Onlar belki, Çanakkale savaşının olduğu yıllarda 1914-16 yılları arasında Necefin, Mekke , Medine, Şam ve Kudüsün vatan toprağıu olduğunu da bilmiyor olabilirler.
O zaman vatan dediğimiz coğrafya anadoludan ibaret değildi.. Çanakkaleyi bizim açımızdan anlamlı ve değerli kılan bu kapının aşılması durumunda saydığım kutsallarımızn, Necefin tehdit altında kalacağı endişesidir.
-Çanakkale savaşının genel komutanı Liman Von Sandrs dediniz..
-Evet. Sanılıyor ki, Çanakkale savaşı sadece bir Osmanlı-İngiliz savaşıdır. Hayır, bu savaş aynı zamanda bir Alman-İngiliz savaşıdır..
-Alman-İngiliz savaşı mı?
-Evet, hani Amerikan askerleri Iraka gitmek için Türkiyeden geçmek istedi de, meclisten tezkere çıkmayınca o iş yarım kaldı ya, Özkök paşa da geçen gün o konuya değindi, tezkerenin geçmemesinden mutluluk duyduğunu söyledi.. Plan çok açıktı. İngilizler zahiren anadoluyu işgal için gelmiyorlardı. Ha işleri bitince giderler mi idi bilinmez!.
Asıl resmi amaç anadolu ya da İstanbul değildi.. Maksatları, Churchil planına göre İtilaf devletleri Boğazları ele geçirerek Osmanlıyı savaş dışı bırakmak, Karadenizden Almanyaya karşı Rusyaya ve yine Karadenizden Almanların müttefiki Avusturyanın Balkanlar üzerişndeki baskısı kırmak ve Balkanları kontrol etmek için bölgeye asker çıkartmaktı.

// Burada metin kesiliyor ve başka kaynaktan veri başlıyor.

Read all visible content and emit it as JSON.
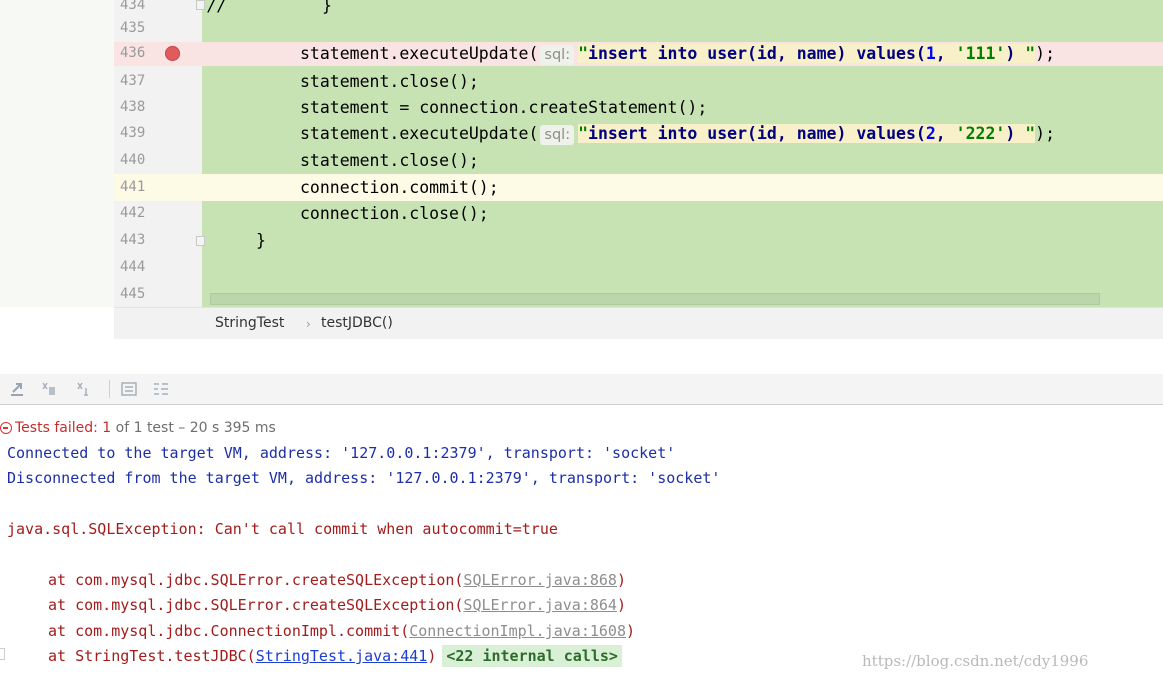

Neymiş. Bu savaş bizim savaşımız mı? İttihatçıların oyunu ile Alman-İngiliz savaşının ortasında kaldık ve 190.000 can verdik.
-Ama kimse bunu böyle anlatmadı bize?
-Evet iyi ki bu tartışmalar oluyor. Bu vesile ile bazı gerçekler de ortaya çıkmış oluyor.. Bakın o günlerde bir başka olay yaşanıyor.
Onu gözden kaçırmamak gerek. Tarih 27 Ekim 1914 de eş zamanlı bir olay gerçekleşiyor. İki Alman zırhlısı Türkiyeye sığınıyor, başlarına fes, göndere Osmanlı bayrağı çekip gidip karadenizden Rusyayı vuruyorlar..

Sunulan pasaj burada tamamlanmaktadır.